A l'image du collectif de riverains, la mairie explique ne pas condamner les teufeurs sans distinction, et ne souhaite pas seulement décaler le problème vers d'autres communes. Pour Anne Le Couriaud, une solution sur le long terme doit être trouvée pour satisfaire à la fois riverains et teufeurs : "il faut qu'il y ait une réponse des pouvoirs publics pour savoir comment on fait pour que ces jeunes puissent faire la fête : si les jeunes savaient que une ou deux fois par an, ils peuvent aller faire un rassemblement à la Prévalaye, ou pourquoi pas utiliser les champs du Hellfest à Nantes, ou les champs de tous les festivals organisés en Bretagne ? Si on pouvait organiser un peu les choses, cela permettrait aux jeunes de faire la fête sans apporter trop de nuisances."
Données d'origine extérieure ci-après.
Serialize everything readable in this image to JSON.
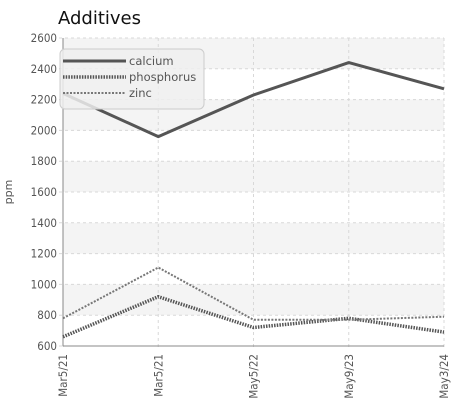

Les teuffeurs prêts à discuter


Hier soir, quelques représentants de sound systems étaient présents à la réunion publique de Laillé : ils reconnaissent que les organisateurs des rave de ces dernières semaines ont dérapé, et ils proposent d'intervenir pour sensibiliser les teufeurs, comme l'explique "Loutre", membre d 'un sound système brétillien : "ce que l'on peut proposer, c'est de discuter avec tout le monde sur Facebook, de lancer une mouvance pour dire d'épargner la région. Pour dire aux gens d'arrêter de stopper à Laillé, de faire attention aux sites où ils posent, si ce sont des terrains agricoles, le nombre de maisons autour. On a un principe qui s'appelle l'auto-gestion : on n'a pas besoin de l'Etat, de la police ou des amendes pour savoir quand on fait quelque chose de mal ou pas. Tous les sound systems ont leur réputation en jeu, donc je pense que si on communique avec tout le monde, les gens vont faire plus gaffe à l'avenir à ne pas trasher les mêmes sites 3 fois d'affilée."

Titre :Loutre

Crédit :Yann Launay

La free party a une vraie raison d'être 


Venir poser des sons moins souvent dans un même secteur, les sound-systems y semblent prêts, mais de là à organiser une rave comme on organise un festival, c'est une autre histoire. Pour "Loutre", la free party a une vraie raison d'être :


"La rave party est juste la suite logique des fest-noz et du mouvement punk, en fait. C'est juste des jeunes qui n'ont pas beaucoup de tune, et qui se rassemblent. Chacun donne du sien : les cuisiniers cuisinent, les djs mixent... C'est juste des jeunes qui entreprennent les choses, qui sont acteurs du mouvement, plutôt que juste consommer une soirée en boîte de nuit ou en festival... Ça on ne pourra pas l'enlever. Et on parlait des risques sanitaires : regardez le nombre d'évacuations sur les trois dernières teufs, par rapport à n'importe quel festival cadré...ou l'état des sites."